M. A. Rodenbach. - Je dirai d’abord à l’honorable préopinant que l’article est voté. J’ajouterai qu’en sortant des athénées ou des ateliers, il faut que ces enfants aient quelque argent pour se placer ; car que feraient-ils sans emploi ? Il me faut pas les laisser dénués de tout ; s’ils n’avaient pas quelque avance devant eux, il serait à craindre qu’ils ne devinssent de mauvais sujets.
On a toujours soin que les détenus, quand ils sortent de prison, aient toujours quelque avance ; à plus forte raison faut-il avoir ce soin pour les enfants de la patrie ! D’ailleurs, l’article est voté.
M. le président. - L’article 7 a été adopté ; mais comme il a été amendé, il pourra être au deuxième vote l’objet d’une nouvelle discussion.
« Art. 8. Les citoyens qui ont été blessés grièvement, mais qui ne sont pas hors d’état de travailler, ont droit à une indemnité de 200 francs ou à l’obtention d’une décoration qui rappellera le souvenir des combats auxquels ils auront pris une part glorieuse. »
M. le ministre de l'intérieur (M. de Theux). - Il me semble que l’on devrait retrancher de cet article ce qui concerne la décoration, attendu que, par la loi de 1833, la croix de fer a été décernée à tous les blessés de septembre. Dès lors la décoration ferait double emploi.
Je demande donc que l’on retranche la finale de l’article, c’est-à-dire les mots : « ou à l’obtention d’une décoration qui rappellera le souvenir des combats auxquels ils auront pris une part glorieuse. »
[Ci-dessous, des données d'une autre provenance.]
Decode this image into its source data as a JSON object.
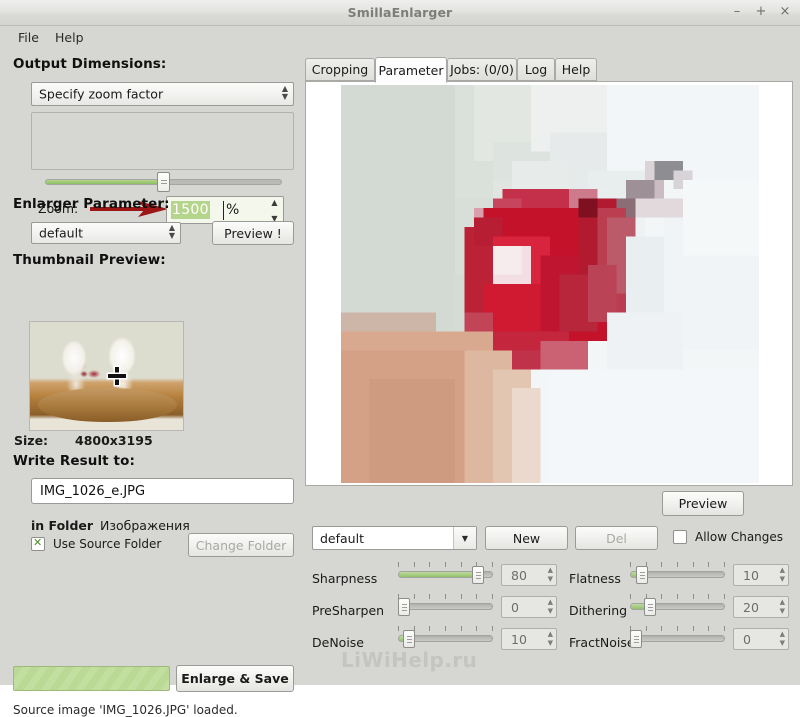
{
  "window": {
    "title": "SmillaEnlarger",
    "buttons": {
      "minimize": "–",
      "maximize": "+",
      "close": "×"
    }
  },
  "menu": {
    "file": "File",
    "help": "Help"
  },
  "left": {
    "output_dimensions_title": "Output Dimensions:",
    "dimension_mode": "Specify zoom factor",
    "zoom_label": "Zoom:",
    "zoom_value": "1500",
    "zoom_unit": "%",
    "zoom_slider_percent": 50,
    "enlarger_parameter_title": "Enlarger Parameter:",
    "enlarger_preset": "default",
    "preview_button": "Preview !",
    "thumbnail_title": "Thumbnail Preview:",
    "size_label": "Size:",
    "size_value": "4800x3195",
    "write_result_title": "Write Result to:",
    "output_filename": "IMG_1026_e.JPG",
    "in_folder_label": "in Folder",
    "in_folder_value": "Изображения",
    "use_source_folder_label": "Use Source Folder",
    "use_source_folder_checked": true,
    "change_folder_button": "Change Folder",
    "enlarge_save_button": "Enlarge & Save",
    "status_text": "Source image 'IMG_1026.JPG' loaded."
  },
  "right": {
    "tabs": [
      {
        "label": "Cropping",
        "active": false
      },
      {
        "label": "Parameter",
        "active": true
      },
      {
        "label": "Jobs: (0/0)",
        "active": false
      },
      {
        "label": "Log",
        "active": false
      },
      {
        "label": "Help",
        "active": false
      }
    ],
    "preview_button": "Preview",
    "preset_combo": "default",
    "new_button": "New",
    "del_button": "Del",
    "allow_changes_label": "Allow Changes",
    "allow_changes_checked": false,
    "parameters": [
      {
        "name": "Sharpness",
        "value": "80",
        "percent": 80
      },
      {
        "name": "Flatness",
        "value": "10",
        "percent": 10
      },
      {
        "name": "PreSharpen",
        "value": "0",
        "percent": 0
      },
      {
        "name": "Dithering",
        "value": "20",
        "percent": 20
      },
      {
        "name": "DeNoise",
        "value": "10",
        "percent": 8
      },
      {
        "name": "FractNoise",
        "value": "0",
        "percent": 0
      }
    ]
  },
  "watermark": "LiWiHelp.ru"
}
- La suppression proposée à l’article 8 par M. le ministre de l’intérieur est mise aux voix et adoptée.
L’article 8, ainsi modifié, est adopté.
« Art. 9. Les pensions qui seraient réclamées en vertu des articles 1, 2, 3 et 4, ne pourront être payées à dater du 1er décembre 1830, que si les ayant-droit produisent leurs titres dans les six mois qui suivront la promulgation de cette loi : après ce terme ils seront déchus de leurs droits. »
M. Gendebien. - Je demande que l’on veuille bien s’expliquer sur le sens de cet article. Je conçois qu’au 6 novembre 1830, il pouvait avoir de l’utilité ; je ne comprends pas cette utilité aujourd’hui.
S’il y avait eu une déchéance, et que l’on voulût relever de cette déchéance, je concevrais l’utilité de l’article. pour relever cette déchéance encourue à défaut de production de pièces dans les six mois. Mais aujourd’hui, après 4 ans et demi écoulés depuis l’arrêté du 6 novembre 1830, je ne conçois plus l’utilité d’un article servilement copié dans un arrêté du gouvernement provisoire, article utile alors, mais inutile maintenant.
M. Olislagers, rapporteur. - L’article a été pris dans le projet du gouvernement ; on y a ajouté une clause pour empêcher les réclamations passé un délai déterminé.
M. Gendebien. - Votre article, au lieu d’empêcher les réclamations, leur donne ouverture.
M. Legrelle. - J’aurai l’honneur de faire remarquer à l’honorable. M. Gendebien qu’il y a des réclamations qui sont encore en instance aujourd’hui ; il y a des titres qui n’ont pas paru suffisants au gouvernement et qui cependant sont encore reproduits, des titres dont le gouvernement exige le complément. Si on supprime la disposition dont il s’agit, ces individus ne pourront plus réclamer. D’un autre côté, il faut qu’il y ait un terme à toutes les réclamations de ce genre, parce que, quand on laisse écouler un laps de temps trop long, on ne peut plus savoir si ces réclamations sont réellement fondées.
M. Gendebien. - Si l’on veut relever de la déchéance, il faut le dire ; on pourrait dire : « Tous ceux qui ont encouru la déchéance conformément à l’arrêté du 6 novembre 1830 sont relevés de la déchéance. » Ceci offre un sens que tout le monde comprend ; mais, à la manière alambiquée dont est rédigé l’article, on ne le comprend pas.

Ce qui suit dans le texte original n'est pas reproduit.